Вскоре небо темнеет, и все располагаются на отдых: даже в Otherworld мозгу необходимо отключаться на несколько часов каждый вечер. Я ложусь возле костра и прикрываю глаза – только на минуточку, чтобы дать им отдохнуть. Мне приходит в голову, что было бы неплохо остаться бодрствовать на тот случай, если к лагерю вздумают подобраться новые козлы-людоеды. Поэтому я не собираюсь спать, однако все равно засыпаю.
И в своем сне я нахожу Кэт.
Я снова в реальном мире, но после дня, проведенного в OW, все почему-то кажется гораздо менее настоящим. Я в «Элмерсе» и смотрю на Кэт сверху через дыру в полу. Она сидит, опершись спиной о стену, с пластмассовым стаканчиком в руке, и смотрит в пространство перед собой. Это все та же ночь вечеринки, но на этот раз вокруг никого нет – только мы двое, разделенные прогнившим деревянным перекрытием. Теперь я вижу то, чего не видел прежде: она вовсе не пьяна и не накурена. Она просто погружена в размышления. И я знаю, что нужные мне сейчас ответы кружатся в ее голове.
– А она милашка, – произносит мужской голос. – И такие вот лохмы мне всегда тоже были по вкусу. Будем надеяться, девчонка стоит затраченных усилий. Часто они оказываются пустышками, знаешь ли.
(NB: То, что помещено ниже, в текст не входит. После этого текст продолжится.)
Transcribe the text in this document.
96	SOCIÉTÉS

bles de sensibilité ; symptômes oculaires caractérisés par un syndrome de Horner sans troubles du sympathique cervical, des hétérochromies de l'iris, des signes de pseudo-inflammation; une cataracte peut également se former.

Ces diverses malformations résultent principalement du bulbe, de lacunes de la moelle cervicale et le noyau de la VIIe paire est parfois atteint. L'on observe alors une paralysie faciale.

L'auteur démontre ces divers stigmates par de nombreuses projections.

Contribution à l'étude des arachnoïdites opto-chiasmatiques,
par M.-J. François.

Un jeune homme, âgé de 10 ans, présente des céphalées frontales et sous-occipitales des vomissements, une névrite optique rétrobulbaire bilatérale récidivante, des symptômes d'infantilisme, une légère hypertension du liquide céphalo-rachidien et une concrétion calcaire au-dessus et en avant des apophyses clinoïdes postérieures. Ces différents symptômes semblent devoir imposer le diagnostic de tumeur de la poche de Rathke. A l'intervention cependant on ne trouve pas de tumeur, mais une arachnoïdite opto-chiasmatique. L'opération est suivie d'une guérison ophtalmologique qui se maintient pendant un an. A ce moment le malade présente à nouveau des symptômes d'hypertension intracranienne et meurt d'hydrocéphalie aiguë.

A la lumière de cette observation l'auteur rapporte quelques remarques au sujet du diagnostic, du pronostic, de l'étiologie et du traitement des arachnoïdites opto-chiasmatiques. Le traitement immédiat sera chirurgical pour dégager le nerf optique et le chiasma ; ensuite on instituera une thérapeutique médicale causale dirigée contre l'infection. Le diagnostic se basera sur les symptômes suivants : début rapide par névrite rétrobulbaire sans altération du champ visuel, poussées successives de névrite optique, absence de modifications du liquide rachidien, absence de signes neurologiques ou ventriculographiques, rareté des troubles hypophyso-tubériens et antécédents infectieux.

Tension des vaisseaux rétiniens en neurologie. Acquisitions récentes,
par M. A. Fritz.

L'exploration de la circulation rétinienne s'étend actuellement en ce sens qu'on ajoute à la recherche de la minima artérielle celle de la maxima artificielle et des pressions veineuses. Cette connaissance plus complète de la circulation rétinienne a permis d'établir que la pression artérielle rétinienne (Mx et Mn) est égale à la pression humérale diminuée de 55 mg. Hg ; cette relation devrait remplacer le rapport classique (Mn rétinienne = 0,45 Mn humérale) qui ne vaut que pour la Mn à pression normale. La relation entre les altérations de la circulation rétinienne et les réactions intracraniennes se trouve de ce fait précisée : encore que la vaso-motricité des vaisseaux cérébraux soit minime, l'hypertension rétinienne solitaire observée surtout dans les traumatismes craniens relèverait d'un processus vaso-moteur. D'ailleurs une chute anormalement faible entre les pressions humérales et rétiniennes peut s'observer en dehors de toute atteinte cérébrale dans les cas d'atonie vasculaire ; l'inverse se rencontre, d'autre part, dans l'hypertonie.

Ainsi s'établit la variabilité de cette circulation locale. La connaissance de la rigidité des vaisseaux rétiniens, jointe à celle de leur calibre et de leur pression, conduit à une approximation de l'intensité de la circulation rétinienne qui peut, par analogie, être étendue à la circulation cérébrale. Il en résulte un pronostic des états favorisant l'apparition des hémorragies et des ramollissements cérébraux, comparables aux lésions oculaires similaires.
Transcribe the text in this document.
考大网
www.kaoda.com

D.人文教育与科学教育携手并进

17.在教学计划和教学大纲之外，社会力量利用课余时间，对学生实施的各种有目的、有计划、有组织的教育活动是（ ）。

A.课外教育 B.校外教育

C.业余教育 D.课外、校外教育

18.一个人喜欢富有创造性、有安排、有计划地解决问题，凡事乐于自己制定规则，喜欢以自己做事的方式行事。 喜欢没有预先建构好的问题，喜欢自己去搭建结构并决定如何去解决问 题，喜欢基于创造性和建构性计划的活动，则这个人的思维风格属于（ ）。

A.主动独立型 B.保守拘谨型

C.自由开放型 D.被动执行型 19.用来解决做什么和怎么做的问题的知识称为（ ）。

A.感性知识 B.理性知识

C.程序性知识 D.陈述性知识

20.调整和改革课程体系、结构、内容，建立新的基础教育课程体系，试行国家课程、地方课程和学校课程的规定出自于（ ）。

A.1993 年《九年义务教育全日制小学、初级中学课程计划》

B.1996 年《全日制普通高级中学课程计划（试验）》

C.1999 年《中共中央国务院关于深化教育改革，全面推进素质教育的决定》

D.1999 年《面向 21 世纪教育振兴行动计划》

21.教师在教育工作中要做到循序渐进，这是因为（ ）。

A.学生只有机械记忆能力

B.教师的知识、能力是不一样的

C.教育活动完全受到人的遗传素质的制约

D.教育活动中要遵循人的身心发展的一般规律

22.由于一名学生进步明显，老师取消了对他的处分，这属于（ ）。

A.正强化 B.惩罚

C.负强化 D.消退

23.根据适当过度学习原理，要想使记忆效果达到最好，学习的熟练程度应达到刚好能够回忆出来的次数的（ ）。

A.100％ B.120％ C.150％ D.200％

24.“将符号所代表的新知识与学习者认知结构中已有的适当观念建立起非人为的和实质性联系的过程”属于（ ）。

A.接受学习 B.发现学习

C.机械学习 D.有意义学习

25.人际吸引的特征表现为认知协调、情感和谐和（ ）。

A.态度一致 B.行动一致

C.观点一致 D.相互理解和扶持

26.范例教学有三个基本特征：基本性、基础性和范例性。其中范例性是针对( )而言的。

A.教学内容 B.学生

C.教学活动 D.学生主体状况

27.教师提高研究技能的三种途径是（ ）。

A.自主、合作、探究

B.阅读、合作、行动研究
Зловоние добирается до меня прежде, чем я обнаруживаю его источник. Букет запахов сточной канавы, бензина и самых разнообразных промышленных отходов, которые я не могу идентифицировать даже приблизительно. Тухлая вода ручьями течет со стоящего рядом человека, собираясь в лужу возле его ног. Внутри здания бывшей фабрики слишком мало света, чтобы можно было различить черты его лица, но не узнать этот профиль невозможно. Сам Кишка восстал со дна бруклинского Гованус-канала, чтобы сыграть главную роль в моем сновидении.
– Ее зовут Кэт, – сообщаю я деду, он первый член нашей семьи, услышавший из моих уст это имя. – Она попала в беду, поэтому я здесь.
– Да уж, то же было и с той леди, из-за которой я так влип, – отзывается он, разводя руками, словно для того, чтобы похвастаться отвратительным состоянием своего костюма. – Но она была не виновата. Просто я думал своей «кишкой». Причем не этой, – добавляет он, постучав себя по носу, – а той, которая побольше.